Poor Napster (sarcasm) they end up with the biggest brand-name in online music, and the gratitude of music fans everywhere for breaking the logjam. If there are any products to be sold here, the Napster brand will work well with them.

I think I could write a fair settlement now, but I don't think the music industry would buy it, but a year from now they will. It goes like this.

All money goes directly to the artists. They can in turn hire music distributors, in a competitive environment, and reverse the royalty system. The artists have a bigger cash pot to play with, and can redefine how music production works, and how it relates to live performances and merchandising.

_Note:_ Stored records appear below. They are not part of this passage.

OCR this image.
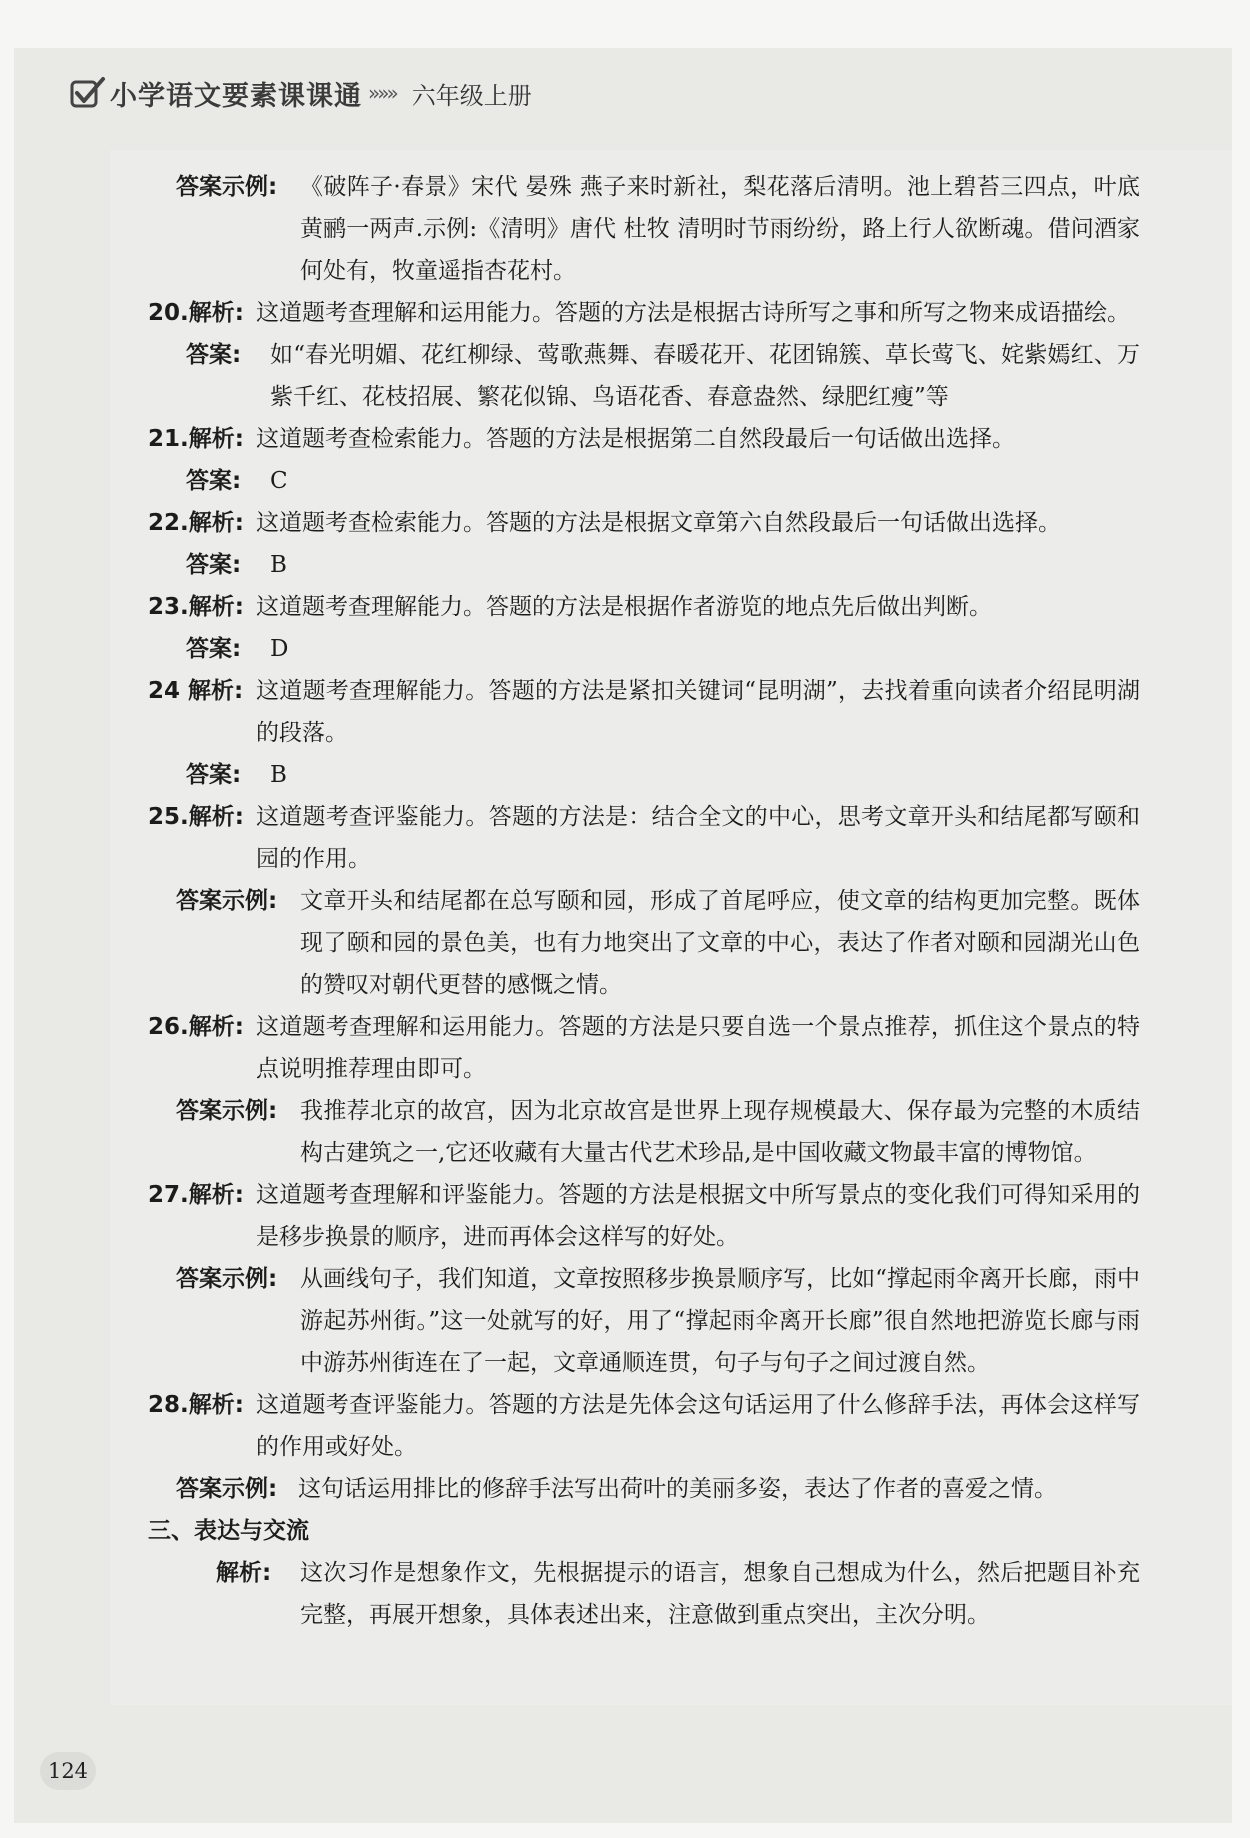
小学语文要素课课通 »»» 六年级上册
答案示例: 《破阵子·春景》宋代 晏殊 燕子来时新社，梨花落后清明。池上碧苔三四点，叶底黄鹂一两声.示例:《清明》唐代 杜牧 清明时节雨纷纷，路上行人欲断魂。借问酒家何处有，牧童遥指杏花村。
20.解析: 这道题考查理解和运用能力。答题的方法是根据古诗所写之事和所写之物来成语描绘。
答案:	如“春光明媚、花红柳绿、莺歌燕舞、春暖花开、花团锦簇、草长莺飞、姹紫嫣红、万紫千红、花枝招展、繁花似锦、鸟语花香、春意盎然、绿肥红瘦”等
21.解析: 这道题考查检索能力。答题的方法是根据第二自然段最后一句话做出选择。
答案:	C
22.解析: 这道题考查检索能力。答题的方法是根据文章第六自然段最后一句话做出选择。
答案:	B
23.解析: 这道题考查理解能力。答题的方法是根据作者游览的地点先后做出判断。
答案:	D
24 解析: 这道题考查理解能力。答题的方法是紧扣关键词“昆明湖”，去找着重向读者介绍昆明湖的段落。
答案:	B
25.解析: 这道题考查评鉴能力。答题的方法是：结合全文的中心，思考文章开头和结尾都写颐和园的作用。
答案示例: 文章开头和结尾都在总写颐和园，形成了首尾呼应，使文章的结构更加完整。既体现了颐和园的景色美，也有力地突出了文章的中心，表达了作者对颐和园湖光山色的赞叹对朝代更替的感慨之情。
26.解析: 这道题考查理解和运用能力。答题的方法是只要自选一个景点推荐，抓住这个景点的特点说明推荐理由即可。
答案示例: 我推荐北京的故宫，因为北京故宫是世界上现存规模最大、保存最为完整的木质结构古建筑之一,它还收藏有大量古代艺术珍品,是中国收藏文物最丰富的博物馆。
27.解析: 这道题考查理解和评鉴能力。答题的方法是根据文中所写景点的变化我们可得知采用的是移步换景的顺序，进而再体会这样写的好处。
答案示例: 从画线句子，我们知道，文章按照移步换景顺序写，比如“撑起雨伞离开长廊，雨中游起苏州街。”这一处就写的好，用了“撑起雨伞离开长廊”很自然地把游览长廊与雨中游苏州街连在了一起，文章通顺连贯，句子与句子之间过渡自然。
28.解析: 这道题考查评鉴能力。答题的方法是先体会这句话运用了什么修辞手法，再体会这样写的作用或好处。
答案示例: 这句话运用排比的修辞手法写出荷叶的美丽多姿，表达了作者的喜爱之情。
三、表达与交流
解析:	这次习作是想象作文，先根据提示的语言，想象自己想成为什么，然后把题目补充完整，再展开想象，具体表述出来，注意做到重点突出，主次分明。
124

The creative people would own the medium, as Courtney says they should, and I of course agree. We'll get art instead of flatness. We'll get a chance to evolve through one of our most creative artforms, and one that the Internet is ready to serve now. And we'll get a template for revolutionizing other artforms.

Further we will have linked up software to music, and made music really easy to use. Where will that take us? Somewhere very cooool.

Qbullet question 

I got an anonymous email warning me about modifying a qbullet for use here on Scripting News (the left-pointing blue arrow on each top level item).

I don't like anonymous email, why does someone need to hide their identity for raising an interesting question? Seems silly.

Anyway, I sent an email to the creator of qbullets asking if it's OK to use this graphic.

Edd Dumbill asks 

Edd Dumbill: Are Weblogs getting dull?

Answer: Only if you read dull Weblogs, Edd.

     

Last update: Wednesday, June 21, 2000 at 4:29 PM Eastern.